そして、リーダーの「機嫌」に、みんなが引きずられることになる。
この話を知っても、仰木さんのように振る舞うのは難しいと思います。
でも、知らないよりは、知っていたほうがいいし、少しでも意識することによって、状況をマシにすることは可能なはず。
仰木さんだって、後でひとりで怒っているということは、怒っていないわけではなくて、自分のその場の感情を押し殺して、「対応」を優先しているのだから。
プロ野球のように、自分で考え、練習して「個人の力」を発揮することが求められる世界では、指導する側だけの責任ではないのです。
中根仁さんは、東北高校の後輩だった佐々木主浩さんのことをこう評しています。
「佐々木は自分が師匠と認めた人の意見しか聞きません。相手が先輩でもコーチでも、「聞き流す力」がありました。野球に関してはものすごく頑固。彼の場合はそれがよかったのでしょうね」また、中根さんはスカウト、コーチとしての経験から、こんな話をされています。
中根さんは引退後、横浜でスカウト、コーチを務めました。コーチになってから、その選手の考え方が成長に大きな影響を及ぼすことを痛感しました。いくら能力があっても、考え方の悪い選手は途中で伸びなくなってしまうのです。

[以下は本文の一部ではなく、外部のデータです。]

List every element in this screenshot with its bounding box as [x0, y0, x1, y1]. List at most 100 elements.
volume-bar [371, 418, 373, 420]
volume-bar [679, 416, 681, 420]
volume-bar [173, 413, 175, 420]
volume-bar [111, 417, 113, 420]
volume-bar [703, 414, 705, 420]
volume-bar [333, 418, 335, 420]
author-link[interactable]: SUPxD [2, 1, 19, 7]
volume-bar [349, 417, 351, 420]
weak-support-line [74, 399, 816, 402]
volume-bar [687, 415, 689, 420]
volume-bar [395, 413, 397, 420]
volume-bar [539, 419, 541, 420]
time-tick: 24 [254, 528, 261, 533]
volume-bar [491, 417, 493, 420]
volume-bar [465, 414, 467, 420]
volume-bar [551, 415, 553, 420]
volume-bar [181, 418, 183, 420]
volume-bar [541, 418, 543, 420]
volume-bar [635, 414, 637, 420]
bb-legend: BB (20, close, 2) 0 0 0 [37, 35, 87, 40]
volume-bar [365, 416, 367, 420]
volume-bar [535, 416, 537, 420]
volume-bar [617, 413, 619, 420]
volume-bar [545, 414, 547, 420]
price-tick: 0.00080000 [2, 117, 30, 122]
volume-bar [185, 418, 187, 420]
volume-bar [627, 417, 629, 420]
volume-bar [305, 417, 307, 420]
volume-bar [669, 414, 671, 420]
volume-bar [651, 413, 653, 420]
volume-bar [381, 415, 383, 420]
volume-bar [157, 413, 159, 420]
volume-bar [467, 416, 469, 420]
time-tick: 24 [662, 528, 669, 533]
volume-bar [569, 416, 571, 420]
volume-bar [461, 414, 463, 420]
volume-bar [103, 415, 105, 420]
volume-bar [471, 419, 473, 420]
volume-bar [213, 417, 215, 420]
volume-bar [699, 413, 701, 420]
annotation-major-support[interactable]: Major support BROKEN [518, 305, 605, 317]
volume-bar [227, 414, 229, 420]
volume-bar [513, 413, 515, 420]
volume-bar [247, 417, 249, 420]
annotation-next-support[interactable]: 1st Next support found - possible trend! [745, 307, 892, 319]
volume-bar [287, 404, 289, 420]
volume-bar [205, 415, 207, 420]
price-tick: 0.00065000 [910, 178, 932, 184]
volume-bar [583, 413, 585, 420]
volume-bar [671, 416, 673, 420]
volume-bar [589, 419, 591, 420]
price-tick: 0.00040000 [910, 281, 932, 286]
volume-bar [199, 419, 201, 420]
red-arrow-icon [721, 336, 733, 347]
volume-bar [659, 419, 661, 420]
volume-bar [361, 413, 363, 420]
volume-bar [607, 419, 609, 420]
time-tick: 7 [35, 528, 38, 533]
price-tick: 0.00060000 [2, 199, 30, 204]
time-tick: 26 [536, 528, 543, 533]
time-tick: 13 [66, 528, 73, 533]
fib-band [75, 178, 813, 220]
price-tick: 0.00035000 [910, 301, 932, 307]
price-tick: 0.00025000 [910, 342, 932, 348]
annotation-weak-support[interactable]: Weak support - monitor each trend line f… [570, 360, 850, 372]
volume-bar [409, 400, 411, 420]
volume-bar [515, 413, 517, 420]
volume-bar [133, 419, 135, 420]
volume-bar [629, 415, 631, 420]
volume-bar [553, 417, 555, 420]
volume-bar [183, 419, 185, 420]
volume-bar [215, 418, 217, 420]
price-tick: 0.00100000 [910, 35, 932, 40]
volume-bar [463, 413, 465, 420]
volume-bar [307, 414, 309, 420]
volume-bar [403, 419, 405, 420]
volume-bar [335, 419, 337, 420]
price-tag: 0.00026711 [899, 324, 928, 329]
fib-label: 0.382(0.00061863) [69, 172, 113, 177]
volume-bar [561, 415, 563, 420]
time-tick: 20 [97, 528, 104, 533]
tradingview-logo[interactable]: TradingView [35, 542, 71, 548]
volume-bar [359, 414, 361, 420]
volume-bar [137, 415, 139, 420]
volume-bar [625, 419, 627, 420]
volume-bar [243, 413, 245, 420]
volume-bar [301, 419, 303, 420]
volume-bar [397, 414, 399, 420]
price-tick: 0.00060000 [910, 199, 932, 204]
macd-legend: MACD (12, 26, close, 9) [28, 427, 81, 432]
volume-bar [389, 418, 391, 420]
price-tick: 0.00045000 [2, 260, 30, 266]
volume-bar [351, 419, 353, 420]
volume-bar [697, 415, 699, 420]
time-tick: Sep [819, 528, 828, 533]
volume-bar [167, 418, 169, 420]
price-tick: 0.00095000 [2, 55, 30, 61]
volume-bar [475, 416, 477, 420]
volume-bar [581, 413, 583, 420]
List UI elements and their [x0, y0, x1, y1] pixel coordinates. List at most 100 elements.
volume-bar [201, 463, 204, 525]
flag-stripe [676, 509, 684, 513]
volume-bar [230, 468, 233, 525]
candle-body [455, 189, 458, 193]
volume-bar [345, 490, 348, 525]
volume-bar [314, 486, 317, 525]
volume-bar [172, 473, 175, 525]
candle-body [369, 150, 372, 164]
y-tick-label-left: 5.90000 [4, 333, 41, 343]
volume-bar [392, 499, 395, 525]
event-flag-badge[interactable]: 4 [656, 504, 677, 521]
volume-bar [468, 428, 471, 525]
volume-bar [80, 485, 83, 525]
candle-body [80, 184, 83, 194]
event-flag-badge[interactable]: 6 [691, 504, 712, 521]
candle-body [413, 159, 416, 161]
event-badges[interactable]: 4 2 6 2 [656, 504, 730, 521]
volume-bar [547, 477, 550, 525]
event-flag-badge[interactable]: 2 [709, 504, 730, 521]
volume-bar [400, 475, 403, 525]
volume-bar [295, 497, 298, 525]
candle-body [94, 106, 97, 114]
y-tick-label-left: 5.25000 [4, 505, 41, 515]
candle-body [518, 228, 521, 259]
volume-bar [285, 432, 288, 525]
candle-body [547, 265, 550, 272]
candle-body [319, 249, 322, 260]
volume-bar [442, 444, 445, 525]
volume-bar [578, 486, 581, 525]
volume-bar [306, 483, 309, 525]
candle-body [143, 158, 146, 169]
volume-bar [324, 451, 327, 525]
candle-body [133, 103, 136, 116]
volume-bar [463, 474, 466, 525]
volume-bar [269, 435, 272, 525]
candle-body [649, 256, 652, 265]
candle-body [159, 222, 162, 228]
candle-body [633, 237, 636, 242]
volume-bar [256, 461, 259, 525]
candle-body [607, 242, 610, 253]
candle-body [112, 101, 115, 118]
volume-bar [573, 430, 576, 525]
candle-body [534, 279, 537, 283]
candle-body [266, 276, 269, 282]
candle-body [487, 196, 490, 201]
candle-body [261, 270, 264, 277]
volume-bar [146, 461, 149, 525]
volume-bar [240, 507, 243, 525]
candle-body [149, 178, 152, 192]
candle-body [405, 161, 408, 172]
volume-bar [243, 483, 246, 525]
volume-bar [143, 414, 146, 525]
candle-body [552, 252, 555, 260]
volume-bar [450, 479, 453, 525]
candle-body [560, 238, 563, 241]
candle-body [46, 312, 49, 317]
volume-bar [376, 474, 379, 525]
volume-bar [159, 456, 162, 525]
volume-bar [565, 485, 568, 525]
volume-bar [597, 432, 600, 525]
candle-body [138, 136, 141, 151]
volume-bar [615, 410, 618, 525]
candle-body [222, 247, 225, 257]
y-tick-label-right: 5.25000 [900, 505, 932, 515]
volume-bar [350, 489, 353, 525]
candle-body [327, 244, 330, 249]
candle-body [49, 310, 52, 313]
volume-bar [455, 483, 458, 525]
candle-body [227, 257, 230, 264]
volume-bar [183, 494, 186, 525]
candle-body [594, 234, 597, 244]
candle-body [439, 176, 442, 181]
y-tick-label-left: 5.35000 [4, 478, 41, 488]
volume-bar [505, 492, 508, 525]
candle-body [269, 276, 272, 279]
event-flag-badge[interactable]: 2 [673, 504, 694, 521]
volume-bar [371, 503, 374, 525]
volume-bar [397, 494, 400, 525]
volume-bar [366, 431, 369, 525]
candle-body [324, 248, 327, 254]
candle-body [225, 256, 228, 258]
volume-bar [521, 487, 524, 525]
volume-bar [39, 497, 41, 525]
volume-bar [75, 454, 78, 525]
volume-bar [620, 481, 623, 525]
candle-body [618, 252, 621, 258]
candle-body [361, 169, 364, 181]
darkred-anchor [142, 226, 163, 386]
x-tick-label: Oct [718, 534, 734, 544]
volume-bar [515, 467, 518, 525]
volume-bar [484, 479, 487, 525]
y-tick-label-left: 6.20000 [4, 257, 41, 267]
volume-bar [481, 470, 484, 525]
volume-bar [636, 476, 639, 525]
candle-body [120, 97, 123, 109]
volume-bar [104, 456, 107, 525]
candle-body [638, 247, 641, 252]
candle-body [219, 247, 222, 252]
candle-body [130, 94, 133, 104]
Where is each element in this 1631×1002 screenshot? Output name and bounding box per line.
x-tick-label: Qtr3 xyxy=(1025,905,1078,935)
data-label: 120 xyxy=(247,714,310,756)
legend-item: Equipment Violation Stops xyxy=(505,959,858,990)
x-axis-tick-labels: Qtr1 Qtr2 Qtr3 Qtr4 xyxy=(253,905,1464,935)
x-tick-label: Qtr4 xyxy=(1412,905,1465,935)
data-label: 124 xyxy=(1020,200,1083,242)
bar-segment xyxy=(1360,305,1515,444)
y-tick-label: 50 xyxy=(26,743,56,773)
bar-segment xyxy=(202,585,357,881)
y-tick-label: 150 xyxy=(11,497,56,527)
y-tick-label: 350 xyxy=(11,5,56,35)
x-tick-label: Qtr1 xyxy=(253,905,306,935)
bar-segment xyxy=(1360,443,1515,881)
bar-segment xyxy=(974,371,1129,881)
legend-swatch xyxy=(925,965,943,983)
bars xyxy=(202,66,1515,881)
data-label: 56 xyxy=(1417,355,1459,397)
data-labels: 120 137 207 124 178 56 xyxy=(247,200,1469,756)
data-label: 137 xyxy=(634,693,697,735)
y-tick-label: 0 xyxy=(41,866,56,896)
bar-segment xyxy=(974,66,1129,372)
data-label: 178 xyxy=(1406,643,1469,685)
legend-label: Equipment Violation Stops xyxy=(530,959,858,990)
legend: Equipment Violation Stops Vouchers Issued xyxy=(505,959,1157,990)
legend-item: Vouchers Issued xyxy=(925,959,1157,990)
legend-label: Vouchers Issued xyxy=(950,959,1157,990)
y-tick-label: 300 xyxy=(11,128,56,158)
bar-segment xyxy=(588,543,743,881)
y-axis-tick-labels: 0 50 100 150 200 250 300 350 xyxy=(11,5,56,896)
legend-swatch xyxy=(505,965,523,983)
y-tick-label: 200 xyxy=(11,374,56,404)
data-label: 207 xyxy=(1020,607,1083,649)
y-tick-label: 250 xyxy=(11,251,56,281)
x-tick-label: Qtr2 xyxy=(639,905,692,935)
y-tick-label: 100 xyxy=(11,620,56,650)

「最初にいくらいい成績を残しても、頭が固くて意見を聞かない選手はそれなりのところで止まってしまいます。自分で思っている通りにやれないのに、現状を変えることもできない。これが数年続くとトレードに出されたり、ユニフォームを脱ぐことになったりします。アドバイスを聞かないから、周囲から人が消え、チームで孤立することになります。やっぱり大切なのは頭の柔軟さです」
意見を聞いても、それを取り入れるかどうかはその選手の自由ですが、新しいことを受け入れることで客観的に状況を見ることができるはず。しかし、うまくいかない選手は情報を遮断し、自分だけで考え、落ち込み、せっっかくの長所までなくしてしまうのです。
一方で、人の意見を聞きすぎる選手もいます。Aコーチに言われたことを試し、同時にBコーチにアドバイスを求める。そのうちに、投げ方や打ち方を忘れる人もいるのです。
「あまりにも自分の考えがなさすぎるのも問題です。ちょっと試しては元に戻し、また別のことに手を出してしまう。1ヵ月ごとにバッティングフォームが変わる選手もいました。不安だから誰かにすがるのでしょうが、それでうまくいった人は見たことがありません。自分の真ん中にしっかりとした芯がないと、おかしな方向に行ってしまいますね」
どちらのタイプの人も、心当たりがあるなあ。
僕はどちらかというと、前者の「情報を遮断してしまう」方向に行きがちなのです。身につまされます。
人の意見に耳を傾けないと伸びないけれど、振り回されすぎてもいけない。
どっちなんだよ!って言いたくもなりますが、結局「本人のバランス感覚と指導者との縁」なのでしょうね。
自分は「ドラフト1位」なんて縁がない人生だけど、という人にこそ、「沁みる」一冊だと思います。
他人の評価はともかく、自分にとっての「ドラフト1位」は、自分自身なのだから。